After we got home and had started relaxing our friend rang up to say we had left her brother stranded so Rick told her what had happened but said we would go and collect him – he doesn’t drive and believed he had missed his last bus home. Anyway it got sorted and we are picking him up tomorrow to visit his neice.
This week has been a bit up and down for me. It is partly to do with my weight which is slowly and steadily rising so as I am depressed anyway it’s making me feel even worse. Considering how much exercise I get during the week I shouldn’t be so fat. It’s getting harder to for me to try and eat healthily so the urge not to eat at all is getting stronger.
I’m not happy either that the lunch club isn’t on next week all because certain people are holiday. There are enough of us to have covered the lunch club and two of us even asked if we could on separate days. However I will be going in anyway as one of the volunteers is so annoyed that she decided sandwiches and soup can be served on Thursday. My offer of help was accepted on the spot so that has been a positive over the last week.

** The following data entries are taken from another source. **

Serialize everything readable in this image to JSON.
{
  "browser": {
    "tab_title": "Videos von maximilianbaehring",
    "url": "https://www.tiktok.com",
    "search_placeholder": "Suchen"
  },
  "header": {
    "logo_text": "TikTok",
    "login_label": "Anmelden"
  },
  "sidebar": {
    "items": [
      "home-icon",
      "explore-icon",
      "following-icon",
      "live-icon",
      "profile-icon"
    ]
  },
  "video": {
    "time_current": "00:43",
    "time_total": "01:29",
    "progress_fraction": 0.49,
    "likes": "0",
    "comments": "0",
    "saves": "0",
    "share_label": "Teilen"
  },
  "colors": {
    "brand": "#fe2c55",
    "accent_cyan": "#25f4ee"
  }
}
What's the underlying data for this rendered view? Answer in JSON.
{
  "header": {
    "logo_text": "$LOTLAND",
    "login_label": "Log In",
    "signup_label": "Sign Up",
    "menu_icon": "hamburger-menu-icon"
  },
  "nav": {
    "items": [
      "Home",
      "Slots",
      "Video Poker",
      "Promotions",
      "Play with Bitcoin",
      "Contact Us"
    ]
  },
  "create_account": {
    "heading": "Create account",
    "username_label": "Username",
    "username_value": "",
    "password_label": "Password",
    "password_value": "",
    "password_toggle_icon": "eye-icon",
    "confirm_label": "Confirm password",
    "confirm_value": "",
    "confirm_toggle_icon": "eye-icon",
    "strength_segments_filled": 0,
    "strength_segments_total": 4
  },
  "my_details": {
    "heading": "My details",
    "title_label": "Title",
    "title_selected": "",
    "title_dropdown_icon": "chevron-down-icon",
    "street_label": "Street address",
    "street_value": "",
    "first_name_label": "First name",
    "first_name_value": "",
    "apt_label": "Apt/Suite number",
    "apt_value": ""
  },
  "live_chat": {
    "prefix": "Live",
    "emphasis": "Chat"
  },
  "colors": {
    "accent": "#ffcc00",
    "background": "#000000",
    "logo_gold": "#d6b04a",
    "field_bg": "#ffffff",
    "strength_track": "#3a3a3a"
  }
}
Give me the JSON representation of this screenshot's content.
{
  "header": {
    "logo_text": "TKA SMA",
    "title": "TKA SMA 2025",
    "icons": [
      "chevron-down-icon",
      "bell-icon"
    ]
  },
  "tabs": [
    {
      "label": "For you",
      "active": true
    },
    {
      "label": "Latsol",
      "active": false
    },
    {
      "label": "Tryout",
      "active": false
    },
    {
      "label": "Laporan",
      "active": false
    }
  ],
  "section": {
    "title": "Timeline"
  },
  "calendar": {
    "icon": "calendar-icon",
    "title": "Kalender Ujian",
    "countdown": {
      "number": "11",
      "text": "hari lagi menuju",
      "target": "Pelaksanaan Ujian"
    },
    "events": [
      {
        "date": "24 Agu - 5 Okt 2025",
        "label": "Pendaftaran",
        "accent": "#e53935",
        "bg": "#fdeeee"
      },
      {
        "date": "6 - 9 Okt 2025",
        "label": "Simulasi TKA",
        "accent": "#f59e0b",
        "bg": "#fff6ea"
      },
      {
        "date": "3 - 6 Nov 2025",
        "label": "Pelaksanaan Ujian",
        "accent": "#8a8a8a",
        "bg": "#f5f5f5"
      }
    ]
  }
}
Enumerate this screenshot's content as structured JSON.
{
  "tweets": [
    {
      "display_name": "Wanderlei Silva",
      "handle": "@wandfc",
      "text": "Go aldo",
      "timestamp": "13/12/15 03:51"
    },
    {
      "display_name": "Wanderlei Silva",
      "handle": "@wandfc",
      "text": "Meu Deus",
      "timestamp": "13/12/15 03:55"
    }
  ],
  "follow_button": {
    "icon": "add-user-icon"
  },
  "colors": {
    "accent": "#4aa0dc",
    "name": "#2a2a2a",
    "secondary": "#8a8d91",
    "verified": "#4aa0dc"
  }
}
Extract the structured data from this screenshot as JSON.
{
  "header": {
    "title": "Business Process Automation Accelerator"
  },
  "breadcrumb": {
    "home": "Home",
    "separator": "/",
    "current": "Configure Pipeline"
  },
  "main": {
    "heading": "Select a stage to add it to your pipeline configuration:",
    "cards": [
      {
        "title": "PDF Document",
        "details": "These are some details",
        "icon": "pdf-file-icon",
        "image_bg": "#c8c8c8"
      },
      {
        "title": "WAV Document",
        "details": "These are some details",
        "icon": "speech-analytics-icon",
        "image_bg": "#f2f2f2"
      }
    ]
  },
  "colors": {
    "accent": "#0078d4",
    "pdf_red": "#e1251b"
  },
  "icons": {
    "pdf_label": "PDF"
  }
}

At the moment it is making me look forward to our week away even more at the end of March. I still need to fill in a form to apply to be a steward but I am determined to get that sorted over the weekend. The break, if nothing else, will be a good rest for me. I’m terrible for not being able to say ‘no’ to people unless I’m already doing something else. Helping out with different things helps to take my mind off being depressed.